Five full cylinders, thought Chris. A lot of gas. Enough to last well into the summer. If we live that long.
A lot of gas. He turned an idea over in his mind like an archaeologist examining a new artefact. A lot of gas.
"You know, Tony, before the fresh water runs out we could rig up something to distil sea water. That way we'd have an unlimited supply. We're already bringing it up by the bucketful on a line when the tide's in."
"It's an idea." Tony's lack of enthusiasm was hardly subtle. He wasn't interested in turning sea water into drinking water.
What was wrong with the man? Didn't he want to survive?
"I'll start looking around for some tubing. See if I can rig something up."
Tony simply nodded as he helped him hoist one of the full gas cylinders upright. As they got ready to drag the cylinder to the caravan, Tony looked up at Chris and asked, "Did you hear a sound?"
"A sound? What kind of sound?"
"It doesn't matter. It's nothing ... Come on."
In silence they pulled the full cylinder out through the doorway, the metal base making a rasping sound that rumbled down through the corridor, like the respiration of some great animal waking from a deep sleep.
Mark Faust pulled the blanket over his shoulders. Only half-past seven in the evening, but nonetheless he tried to sleep.
He lay on his side on the stone floor in the gundeck room, one arm pillowing his head.
Outside, the mist imperceptibly shifted down from white to gray as, unseen, the sun slipped below the horizon.
Inside, the Reverend Reed snored thickly in the corner, his face red from the gin. Maybe he had the right idea. Sweet oblivion.

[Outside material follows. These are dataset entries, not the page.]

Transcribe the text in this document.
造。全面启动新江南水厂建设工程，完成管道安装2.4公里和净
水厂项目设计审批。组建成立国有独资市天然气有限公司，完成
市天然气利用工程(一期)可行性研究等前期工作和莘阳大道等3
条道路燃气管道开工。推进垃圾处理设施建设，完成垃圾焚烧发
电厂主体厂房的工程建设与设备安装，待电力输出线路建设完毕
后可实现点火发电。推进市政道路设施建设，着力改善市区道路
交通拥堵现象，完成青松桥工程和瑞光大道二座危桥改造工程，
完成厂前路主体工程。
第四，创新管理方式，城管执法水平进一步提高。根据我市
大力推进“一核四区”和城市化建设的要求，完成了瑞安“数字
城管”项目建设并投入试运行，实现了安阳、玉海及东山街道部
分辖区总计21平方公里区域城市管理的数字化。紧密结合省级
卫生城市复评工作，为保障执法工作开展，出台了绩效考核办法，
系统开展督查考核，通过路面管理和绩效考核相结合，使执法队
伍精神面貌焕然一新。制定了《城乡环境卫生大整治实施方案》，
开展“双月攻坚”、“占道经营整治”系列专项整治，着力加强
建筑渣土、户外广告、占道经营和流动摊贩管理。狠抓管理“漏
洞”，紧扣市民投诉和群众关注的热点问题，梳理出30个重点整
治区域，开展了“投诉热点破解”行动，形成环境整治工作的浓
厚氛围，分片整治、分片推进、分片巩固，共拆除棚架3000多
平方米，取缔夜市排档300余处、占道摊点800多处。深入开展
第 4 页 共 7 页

Mark now appreciated the attraction of killing yourself. Dead, you feel no more pain, or distress or misery.
The Christopher woman, when they had brought her around after tearing the plastic bag from her head, had given such a groan of disappointment at having life thrust back at her that it made him wonder if they had done the right thing. Maybe they should have just turned away and left her.
Then again, maybe if he had never left the States everything would have been different. MAYBE. The world was full of maybes. Maybe if Hitler had died in that gas attack in World War I; maybe if Charlie Manson had stopped a Vietcong bullet with his face; maybe if it rained for a year in Ethiopia and turned the deserts green; maybe if he had stayed at home in Boston, USA, he would be sitting in front of the TV now with a beer. A wife cooking him supper. A daughter on a date. A son practising power chords on an electric guitar in the garage with a couple of friends. MAYBE ... Those kind of maybes were as hard as the nails going through Christ's hands and feet into the solid God-given wood.
He rolled over onto his back, trying to sleep.
He felt like the condemned criminal, lying caged in his cell, waiting for the last walk down to old Sparky. This was a post mortem existence. Waiting, waiting, waiting.
When would the end come?
Problem: remember Wainwright and Fox?
Death would be no ending, no finality.
It would be the beginning of something else.
They would wake up on the beach. With new companions.
The radio should have been an ear to the outside. News reports, music, weather bulletins, time checks. The sounds of a normal world.
After five minutes, Ruth switched it off. She had scanned every wavelength from AM to FM. All that came from the speakers was the hiss of static. Which sounded very much like the surf that beat upon the beach.